Gruppenbild im Rathaus; © Stadt Kassel; Foto: N. Klinger
Gruppenbild zur Preisverleihung, von links: Ingo Buchholz, Prof. Heiner Georgsdorf, Stadträtin Susanne Völker, Olu Oguibe, Adam Szymczyk, E.R. Nele, Prof. Dr. Julia Voss.

Olu Oguibe, Künstler der documenta 14, hat am Sonntag, 10. September, im Kasseler Rathaus den mit 10.000 Euro dotierten Arnold-Bode-Preis 2017 erhalten.Olu Oguibe ist Künstler, Kulturwissenschaftler und international tätiger Kurator.

Nach Studium an der University of Nigeria und Promotion in London, lehrte er unter anderem am Goldsmith College in London, an der University of Illinois in Chicago und an der University of South Florida, wo er den "Stuart Golding Endowed Chair" in Afrikanischer Kunst innehatte. Seine Professur für Kunst und African-American Studies an der University of Connecticut hat er vor einiger Zeit aufgegeben, um sich ganz der künstlerischen Arbeit zu widmen. Werke von Oguibe wurden u.a. im New Yorker Whitney Museum, in der Whitechapel Gallery und dem Barbican Center in London sowie im Migros Museum in Zürich gezeigt. 2007 nahm er an der Biennale in Venedig teil – das Jahr, in dem Afrika erstmals mit einem Pavillon vertreten war.

Olu Oguibe; © Mathias Völzke

Künstler der documenta 14

Olu Oguibe, Jahrgang 1964, setzt sich seit fast vier Jahrzehnten Erfahrung als Konzeptkünstler und Denker mit vielseitigen Themen u.a. zu sozialen und formellen Fragen auseinander. Seine Werke wurden in Museen und Galerien in aller Welt ausgestellt und auf Biennalen und Triennalen in Venedig, Havanna, Busan und Johannesburg gezeigt. Er hat auch permanente Installationen in Deutschland, Japan und Korea geschaffen und seine Arbeiten sind in zahleiche Sammlungen eingegangen. Oguibe selbst hat Ausstellungen für verschiedene Orte wie die Tate Modern oder das Aperto der Biennale in Venedig kuratiert und seine Schriften zu Kunst, Literatur und Theorie sind in einer langen Liste von Büchern, Journalen und Magazinen erschienen. 2013 erhielt Oguibe für sein Lebenswerk den Kunstpreis des Gouverneurs von Connecticut. Er lebt und arbeitet in der Kleinstadt Rockville, Connecticut.  
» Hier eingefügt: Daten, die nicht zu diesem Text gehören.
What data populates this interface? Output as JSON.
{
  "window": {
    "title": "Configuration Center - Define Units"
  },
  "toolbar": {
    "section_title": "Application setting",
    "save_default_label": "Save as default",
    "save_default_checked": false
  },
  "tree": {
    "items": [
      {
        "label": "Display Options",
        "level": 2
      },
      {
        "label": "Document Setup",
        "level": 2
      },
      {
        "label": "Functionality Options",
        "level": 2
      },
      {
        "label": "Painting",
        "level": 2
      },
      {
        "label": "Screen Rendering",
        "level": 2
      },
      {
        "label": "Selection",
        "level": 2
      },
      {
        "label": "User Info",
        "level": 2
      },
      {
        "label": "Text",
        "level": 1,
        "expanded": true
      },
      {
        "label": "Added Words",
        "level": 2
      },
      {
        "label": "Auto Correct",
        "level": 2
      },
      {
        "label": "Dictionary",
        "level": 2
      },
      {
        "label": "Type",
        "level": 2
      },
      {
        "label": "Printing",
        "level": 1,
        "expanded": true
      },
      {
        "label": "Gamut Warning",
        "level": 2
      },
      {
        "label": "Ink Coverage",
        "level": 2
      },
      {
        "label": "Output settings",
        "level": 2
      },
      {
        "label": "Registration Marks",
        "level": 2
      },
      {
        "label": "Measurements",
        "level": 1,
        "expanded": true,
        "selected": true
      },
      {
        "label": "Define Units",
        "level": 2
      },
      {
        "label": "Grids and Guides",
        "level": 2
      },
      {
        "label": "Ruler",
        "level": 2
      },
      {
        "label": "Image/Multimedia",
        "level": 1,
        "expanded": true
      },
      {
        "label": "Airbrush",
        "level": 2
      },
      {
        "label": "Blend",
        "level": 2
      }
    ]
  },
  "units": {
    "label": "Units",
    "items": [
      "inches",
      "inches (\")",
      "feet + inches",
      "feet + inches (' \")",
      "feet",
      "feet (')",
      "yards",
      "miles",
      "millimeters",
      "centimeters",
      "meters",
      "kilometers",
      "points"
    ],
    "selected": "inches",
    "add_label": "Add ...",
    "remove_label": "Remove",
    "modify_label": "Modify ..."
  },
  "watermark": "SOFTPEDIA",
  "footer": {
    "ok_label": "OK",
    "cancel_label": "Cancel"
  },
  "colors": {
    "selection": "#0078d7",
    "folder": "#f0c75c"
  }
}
Oguibe hat sich in seiner Kunst immer wieder und in unterschiedlicher Weise mit Flucht und Migration beschäftigt. Für die diesjährige documenta hat er einen monumentalen Obelisken entworfen, der auf dem zentralen Kasseler Königsplatz steht.

Auf dem Obelisk ist die Inschrift "Ich war ein Fremdling und ihr habt mich beherbergt" aus dem Matthäus-Evangelium in Deutsch, Englisch, Arabisch und Türkisch zu lesen. Ein komplexes Thema wird mit einer so visuell beeindruckenden wie inhaltlich überzeugenden Klarheit auf den Punkt gebracht. "Traditionell ein herrschaftliches Zeichen, weigert sich dieser Obelisk zudem, die königliche Mitte des kreisrunden Platzes zu besetzen, und konterkariert damit subversiv jeglichen absolutistischen Machtanspruch", so Prof. Heiner Georgsdorf, Vorsitzender des Kuratoriums der Arnold-Bode-Stiftung.  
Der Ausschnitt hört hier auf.